«Non sono un uomo di parole», ha affermato James Nachtwey (Syracuse, New York, 1948) alla presentazione della sua mostra a Palazzo Reale. A parlare, anche in occasione di questa importante retrospettiva itinerante James Nachtwey. Memoria (curata da Roberto Koch insieme allo stesso fotoreporter) – prodotta dal Comune di Milano – Cultura, Palazzo Reale, Civita, Contrasto e GAmm Giunti è la prima tappa (fino al 4 marzo 2018) di un serratissimo tour internazionale – sono le sue fotografie. Immagini che coniugano una narrativa che è allo stesso tempo oggettiva e metaforica. «È un viaggio anche nella mia memoria personale», così Nachtwey ha definito la mostra. Un viaggio che diventa universale nel momento stesso in cui ne viene condivisa la responsabilità etica. Non si può rimanere testimoni impassibili: vedere vuol dire prendere una posizione rispetto agli eventi della storia, far conoscere realtà anche durissime, atrocità incommensurabili.

Il dolore è tangibile, come la paura. Ma per James Nachtwey è un monito, un invito a riflettere per procedere in una direzione opposta: gli eventi che ha registrato non devono essere dimenticati e neanche ripetuti. «Ho voluto diventare un fotografo per essere un fotografo di guerra.

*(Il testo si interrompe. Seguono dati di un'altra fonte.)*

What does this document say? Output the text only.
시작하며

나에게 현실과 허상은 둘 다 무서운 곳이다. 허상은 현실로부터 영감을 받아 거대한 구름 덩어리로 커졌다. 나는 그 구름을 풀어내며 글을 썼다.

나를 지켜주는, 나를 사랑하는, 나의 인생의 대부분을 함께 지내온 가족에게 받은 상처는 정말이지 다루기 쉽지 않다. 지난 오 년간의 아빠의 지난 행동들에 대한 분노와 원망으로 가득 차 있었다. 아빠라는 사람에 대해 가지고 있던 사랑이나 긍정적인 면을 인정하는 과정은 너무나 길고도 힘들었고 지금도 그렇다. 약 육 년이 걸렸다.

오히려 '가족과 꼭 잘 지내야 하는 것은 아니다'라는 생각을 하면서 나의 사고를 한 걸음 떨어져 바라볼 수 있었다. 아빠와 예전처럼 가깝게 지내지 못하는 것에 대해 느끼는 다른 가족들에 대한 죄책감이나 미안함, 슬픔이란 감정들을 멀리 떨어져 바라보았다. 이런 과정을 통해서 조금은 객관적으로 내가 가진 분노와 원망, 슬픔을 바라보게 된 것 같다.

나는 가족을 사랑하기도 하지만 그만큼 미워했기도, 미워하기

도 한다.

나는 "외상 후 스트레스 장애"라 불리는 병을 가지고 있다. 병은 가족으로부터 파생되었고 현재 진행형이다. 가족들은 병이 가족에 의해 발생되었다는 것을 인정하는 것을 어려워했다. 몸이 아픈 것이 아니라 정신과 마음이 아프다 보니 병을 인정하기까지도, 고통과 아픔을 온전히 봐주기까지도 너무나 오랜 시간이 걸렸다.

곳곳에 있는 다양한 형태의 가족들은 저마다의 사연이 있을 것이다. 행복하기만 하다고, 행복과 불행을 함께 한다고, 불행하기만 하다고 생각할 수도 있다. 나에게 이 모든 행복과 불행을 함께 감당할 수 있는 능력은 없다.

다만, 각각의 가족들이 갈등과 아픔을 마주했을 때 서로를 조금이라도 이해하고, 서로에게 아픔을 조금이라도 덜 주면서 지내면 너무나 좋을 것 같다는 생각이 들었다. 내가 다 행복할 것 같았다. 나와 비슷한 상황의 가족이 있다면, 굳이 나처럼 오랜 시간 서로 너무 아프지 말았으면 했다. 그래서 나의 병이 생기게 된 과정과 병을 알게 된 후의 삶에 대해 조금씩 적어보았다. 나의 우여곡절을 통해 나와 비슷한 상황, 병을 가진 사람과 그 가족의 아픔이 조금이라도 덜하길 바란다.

Ma ero guidato dalla convinzione che una fotografia che riveli il volto vero della guerra sia quasi per definizione un’immagine contro la guerra.»

È così fin da quando, ai tempi in cui studiava storia dell’arte e scienze politiche al Dartmouth College (1966-70), vedere le foto della guerra in Vietnam e del Movimento americano per i diritti civili fu decisivo nella sua scelta professionale e di vita. Dal 1976, quando iniziò a collaborare come fotoreporter per una testata del New Mexico, spostandosi nel 1980 a New York dove ha lavorato per Time, associandosi successivamente all’agenzia fotografica Black Star per poi diventare membro della Magnum, ha collezionato un archivio di oltre 500mila immagini che nel 2016 è stato acquisito dall’Hood Museum of Art del Dartmouth College. Spesso parole come guerra, carestia, fame, aids, genocidio, sangue, terrore, violenza… si traducono in termini astratti, diversamente le fotografie-testimonianze di Nachtwey ci costringono a non chiudere gli occhi: che siano scatti in bianco e nero come il profilo del giovane sopravvissuto di un campo della morte Hutu in Rwanda (1994), la madre che accudisce il figlio malato di epatite E in un ospedale nel Darfur (2004), la donna avvolta nel burqa che accarezza la lapide del fratello ucciso dai talebani in un cimitero afghano (1996), lo sguardo disperato di un bambino in un orfanotrofio per «incurabili» della Romania (1990), o a colori come gli scatti apocalittici dell’11 settembre che traducono il senso di precarietà che ha avvolto luoghi e persone, insieme al denso pulviscolo misto al fumo e alla polvere delle macerie (con queste immagini Nachtwey ha vinto uno degli innumerevoli World Press Photo della sua carriera). Dal Sudan alla Cecenia, dal Kosovo al Nicaragua, dall’Indonesia all’Albania, dall’Alabama all’India, perché il lavoro funzioni c’è bisogno di concentrazione e anche d’istinto ma, prima di tutto, di rispetto.

Una qualità che gli è valsa numerosi riconoscimenti a colui che è considerato il più grande fotografo di guerra di tutti i tempi, insieme alla stima e ammirazione sconfinata di colleghi a ogni latitudine del globo. Anche percorrendo le sezioni della mostra James Nachtwey. Memoria non sfugge il sentimento genuino di empatia del fotografo che sa restituire la dignità che appartiene al soggetto.